オリヴァー・ハーグは低アルコール度と甘味・酸のバランスを韓国料理との接点に挙げた。オリヴァー・ハーグは「シュペートレーゼの糖度はニンニクやタマネギから来るピリッとした風味をまろやかに和らげる」とし、「辛味と香りが複合的な韓国料理にもよく合い得る」と語った。よく冷やせば酸と躍動感が強調され、温度がやや上がると果実風味と質感がよりはっきり現れると付け加えた。
気候変動はモーゼルのワイン生産にも影響を及ぼしている。冷涼な産地であるモーゼルでは、気温の上昇によりブドウが過去より安定的に熟すという肯定的な効果も見られる。問題は平均気温の上昇そのものより、雹や霜、豪雨など極端な気象現象が増えている点である。
オリヴァー・ハーグは「過去には10月中旬に収穫したが、最近は9月中旬から収穫を始める年もある」とし、「短期間で収穫を終えるために人員を増やし、カビネットも以前より早く収穫してモーゼルワインが持つ酸とフレッシュさを維持しようとしている」と語った。

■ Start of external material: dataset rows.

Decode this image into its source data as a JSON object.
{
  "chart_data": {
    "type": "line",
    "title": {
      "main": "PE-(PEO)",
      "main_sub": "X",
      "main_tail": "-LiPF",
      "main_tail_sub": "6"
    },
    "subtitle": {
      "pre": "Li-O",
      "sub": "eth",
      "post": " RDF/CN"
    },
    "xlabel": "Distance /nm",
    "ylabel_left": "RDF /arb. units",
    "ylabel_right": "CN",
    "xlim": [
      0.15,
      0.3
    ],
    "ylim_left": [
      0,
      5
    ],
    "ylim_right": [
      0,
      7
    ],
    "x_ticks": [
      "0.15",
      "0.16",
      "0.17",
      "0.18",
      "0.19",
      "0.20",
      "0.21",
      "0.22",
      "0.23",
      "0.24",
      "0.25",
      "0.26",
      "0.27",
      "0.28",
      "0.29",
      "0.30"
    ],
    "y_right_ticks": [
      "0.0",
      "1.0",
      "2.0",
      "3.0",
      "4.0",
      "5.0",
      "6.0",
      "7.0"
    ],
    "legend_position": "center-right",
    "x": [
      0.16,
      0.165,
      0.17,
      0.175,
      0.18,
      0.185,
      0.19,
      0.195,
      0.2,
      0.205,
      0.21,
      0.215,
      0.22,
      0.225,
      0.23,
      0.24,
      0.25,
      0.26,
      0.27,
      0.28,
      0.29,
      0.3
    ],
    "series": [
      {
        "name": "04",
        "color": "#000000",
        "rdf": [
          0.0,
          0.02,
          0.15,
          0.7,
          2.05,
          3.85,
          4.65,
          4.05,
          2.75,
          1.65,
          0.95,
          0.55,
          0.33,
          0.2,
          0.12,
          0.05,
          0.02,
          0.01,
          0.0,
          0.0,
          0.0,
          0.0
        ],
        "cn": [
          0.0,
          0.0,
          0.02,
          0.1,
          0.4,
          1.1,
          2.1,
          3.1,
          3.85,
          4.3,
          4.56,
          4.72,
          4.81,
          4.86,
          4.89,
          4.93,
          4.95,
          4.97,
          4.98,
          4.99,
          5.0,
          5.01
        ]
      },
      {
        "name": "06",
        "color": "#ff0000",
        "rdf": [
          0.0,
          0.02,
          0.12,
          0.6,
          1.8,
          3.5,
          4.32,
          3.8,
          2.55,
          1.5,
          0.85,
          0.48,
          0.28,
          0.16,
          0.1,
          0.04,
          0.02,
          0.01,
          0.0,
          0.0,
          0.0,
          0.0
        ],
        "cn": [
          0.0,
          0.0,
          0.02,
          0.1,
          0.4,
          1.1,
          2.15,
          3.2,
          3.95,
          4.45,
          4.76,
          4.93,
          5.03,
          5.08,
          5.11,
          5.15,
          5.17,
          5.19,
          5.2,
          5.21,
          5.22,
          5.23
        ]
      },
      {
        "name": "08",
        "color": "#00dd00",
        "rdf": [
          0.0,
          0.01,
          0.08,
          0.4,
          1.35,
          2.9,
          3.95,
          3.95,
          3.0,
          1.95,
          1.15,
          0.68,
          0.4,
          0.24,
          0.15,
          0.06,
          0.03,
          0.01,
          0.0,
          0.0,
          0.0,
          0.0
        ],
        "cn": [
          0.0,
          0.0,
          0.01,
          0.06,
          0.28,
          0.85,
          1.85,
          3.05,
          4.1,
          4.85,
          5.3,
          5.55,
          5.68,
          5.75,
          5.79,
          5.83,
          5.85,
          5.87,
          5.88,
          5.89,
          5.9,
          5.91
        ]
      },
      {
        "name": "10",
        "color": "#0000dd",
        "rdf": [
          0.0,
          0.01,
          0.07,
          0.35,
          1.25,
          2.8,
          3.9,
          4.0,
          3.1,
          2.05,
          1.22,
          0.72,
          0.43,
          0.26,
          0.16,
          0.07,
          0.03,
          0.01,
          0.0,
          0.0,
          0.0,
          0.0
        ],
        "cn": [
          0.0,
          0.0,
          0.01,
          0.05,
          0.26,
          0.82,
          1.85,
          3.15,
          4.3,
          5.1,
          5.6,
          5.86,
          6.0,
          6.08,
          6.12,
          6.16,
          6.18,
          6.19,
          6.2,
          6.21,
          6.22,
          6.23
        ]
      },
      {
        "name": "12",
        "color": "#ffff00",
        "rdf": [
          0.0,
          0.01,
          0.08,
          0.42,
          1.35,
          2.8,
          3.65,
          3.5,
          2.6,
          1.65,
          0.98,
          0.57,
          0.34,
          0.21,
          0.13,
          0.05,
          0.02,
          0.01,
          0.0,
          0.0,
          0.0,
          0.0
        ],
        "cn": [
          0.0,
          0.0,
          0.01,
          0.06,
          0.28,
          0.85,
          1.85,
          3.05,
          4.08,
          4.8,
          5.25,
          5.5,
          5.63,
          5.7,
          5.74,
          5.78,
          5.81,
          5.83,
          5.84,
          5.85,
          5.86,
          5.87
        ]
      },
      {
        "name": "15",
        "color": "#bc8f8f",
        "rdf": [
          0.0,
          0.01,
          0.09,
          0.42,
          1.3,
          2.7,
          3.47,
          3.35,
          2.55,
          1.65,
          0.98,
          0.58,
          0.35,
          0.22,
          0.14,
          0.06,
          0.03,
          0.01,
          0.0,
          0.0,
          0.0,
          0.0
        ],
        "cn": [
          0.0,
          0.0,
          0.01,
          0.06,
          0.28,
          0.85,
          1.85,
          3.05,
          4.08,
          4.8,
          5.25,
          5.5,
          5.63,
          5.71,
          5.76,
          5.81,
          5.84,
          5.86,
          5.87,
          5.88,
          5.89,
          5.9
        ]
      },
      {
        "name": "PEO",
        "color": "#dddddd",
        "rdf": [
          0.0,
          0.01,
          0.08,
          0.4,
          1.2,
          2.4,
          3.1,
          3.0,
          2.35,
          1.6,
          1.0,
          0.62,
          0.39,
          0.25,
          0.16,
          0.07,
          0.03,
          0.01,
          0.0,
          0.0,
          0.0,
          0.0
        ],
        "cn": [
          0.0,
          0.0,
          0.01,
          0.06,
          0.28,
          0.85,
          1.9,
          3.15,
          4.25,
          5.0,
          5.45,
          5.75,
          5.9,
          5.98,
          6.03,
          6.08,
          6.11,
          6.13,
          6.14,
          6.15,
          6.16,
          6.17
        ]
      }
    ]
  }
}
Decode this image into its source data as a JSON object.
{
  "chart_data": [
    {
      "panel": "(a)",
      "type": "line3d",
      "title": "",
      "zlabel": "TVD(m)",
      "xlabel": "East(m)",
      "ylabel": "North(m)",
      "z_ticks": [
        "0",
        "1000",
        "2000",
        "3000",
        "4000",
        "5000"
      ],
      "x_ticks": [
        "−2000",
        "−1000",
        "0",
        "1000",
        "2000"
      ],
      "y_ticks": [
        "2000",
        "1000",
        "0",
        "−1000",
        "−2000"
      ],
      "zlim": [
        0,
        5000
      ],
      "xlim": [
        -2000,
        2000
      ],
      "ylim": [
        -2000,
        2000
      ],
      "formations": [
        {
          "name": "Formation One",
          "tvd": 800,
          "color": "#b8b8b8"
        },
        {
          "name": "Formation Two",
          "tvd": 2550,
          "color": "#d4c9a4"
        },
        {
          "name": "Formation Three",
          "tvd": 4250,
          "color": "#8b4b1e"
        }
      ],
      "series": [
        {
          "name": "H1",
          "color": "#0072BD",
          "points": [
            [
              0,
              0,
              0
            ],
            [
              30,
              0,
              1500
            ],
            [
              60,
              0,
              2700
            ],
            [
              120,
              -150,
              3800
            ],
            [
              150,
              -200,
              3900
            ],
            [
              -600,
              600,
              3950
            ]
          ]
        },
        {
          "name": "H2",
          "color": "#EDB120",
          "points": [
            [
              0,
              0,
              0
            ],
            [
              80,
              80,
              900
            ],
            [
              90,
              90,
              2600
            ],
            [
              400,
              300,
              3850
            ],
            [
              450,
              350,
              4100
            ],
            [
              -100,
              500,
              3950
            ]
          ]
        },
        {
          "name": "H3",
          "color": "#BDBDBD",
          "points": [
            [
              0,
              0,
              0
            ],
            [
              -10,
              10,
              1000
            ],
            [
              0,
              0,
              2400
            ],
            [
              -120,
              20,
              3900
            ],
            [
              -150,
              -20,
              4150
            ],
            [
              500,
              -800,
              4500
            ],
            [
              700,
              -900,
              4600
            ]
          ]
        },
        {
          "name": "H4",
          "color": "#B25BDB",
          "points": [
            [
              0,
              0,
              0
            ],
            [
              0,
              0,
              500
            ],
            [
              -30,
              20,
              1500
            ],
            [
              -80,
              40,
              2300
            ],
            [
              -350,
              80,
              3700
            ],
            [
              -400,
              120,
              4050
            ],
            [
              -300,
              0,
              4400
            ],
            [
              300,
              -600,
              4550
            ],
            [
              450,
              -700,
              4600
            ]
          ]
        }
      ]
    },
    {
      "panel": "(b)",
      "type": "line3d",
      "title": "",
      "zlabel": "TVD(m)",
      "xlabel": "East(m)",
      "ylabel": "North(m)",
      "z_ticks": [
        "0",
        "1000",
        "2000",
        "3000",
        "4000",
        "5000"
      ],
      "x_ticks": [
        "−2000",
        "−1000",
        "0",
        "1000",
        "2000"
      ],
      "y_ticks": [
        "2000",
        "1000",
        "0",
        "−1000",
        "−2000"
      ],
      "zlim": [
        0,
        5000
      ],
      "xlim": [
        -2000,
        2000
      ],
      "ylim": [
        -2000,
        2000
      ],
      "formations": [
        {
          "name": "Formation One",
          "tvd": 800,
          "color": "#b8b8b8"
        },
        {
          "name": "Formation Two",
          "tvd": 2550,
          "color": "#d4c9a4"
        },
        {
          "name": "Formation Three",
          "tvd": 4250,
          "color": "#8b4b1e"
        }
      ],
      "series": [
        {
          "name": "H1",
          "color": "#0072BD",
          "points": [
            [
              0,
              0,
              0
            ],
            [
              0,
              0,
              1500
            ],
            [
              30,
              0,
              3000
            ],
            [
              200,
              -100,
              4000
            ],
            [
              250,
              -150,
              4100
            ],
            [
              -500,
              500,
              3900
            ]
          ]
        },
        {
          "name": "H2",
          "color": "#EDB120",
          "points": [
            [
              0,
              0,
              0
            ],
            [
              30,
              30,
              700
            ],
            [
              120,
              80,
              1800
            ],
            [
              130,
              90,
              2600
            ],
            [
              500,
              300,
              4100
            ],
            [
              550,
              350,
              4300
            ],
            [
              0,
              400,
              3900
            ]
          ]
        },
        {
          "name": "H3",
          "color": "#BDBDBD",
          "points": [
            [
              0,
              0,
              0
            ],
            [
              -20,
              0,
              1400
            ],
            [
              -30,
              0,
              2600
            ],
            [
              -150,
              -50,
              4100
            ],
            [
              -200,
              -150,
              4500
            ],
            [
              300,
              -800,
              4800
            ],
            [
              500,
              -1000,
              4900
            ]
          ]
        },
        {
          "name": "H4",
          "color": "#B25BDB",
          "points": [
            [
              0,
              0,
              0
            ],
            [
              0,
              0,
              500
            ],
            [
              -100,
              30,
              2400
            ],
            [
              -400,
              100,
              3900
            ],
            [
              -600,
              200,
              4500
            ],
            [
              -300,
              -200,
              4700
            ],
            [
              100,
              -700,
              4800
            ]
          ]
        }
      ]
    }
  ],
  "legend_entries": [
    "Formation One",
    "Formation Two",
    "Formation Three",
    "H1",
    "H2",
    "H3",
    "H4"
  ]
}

オリヴァー・ハーグは、世界のワイン市場が縮小し若い世代の飲酒量が減っている状況を危機であり同時に機会でもあると見ている。消費者が安価なワインを多く飲むより、産地と品質が明確なワインを選ぶ方向へ動く可能性があるということだ。
オリヴァー・ハーグは「過去にドイツワインは世界で最も高い評価を受けていたが、二度の世界大戦を経て産業基盤が崩れた」とし、「しかしドイツワインの品質が低下したわけではない。良好な品質と価格競争力を維持できれば、リースリングが再び脚光を浴びる時期が来る」と述べた。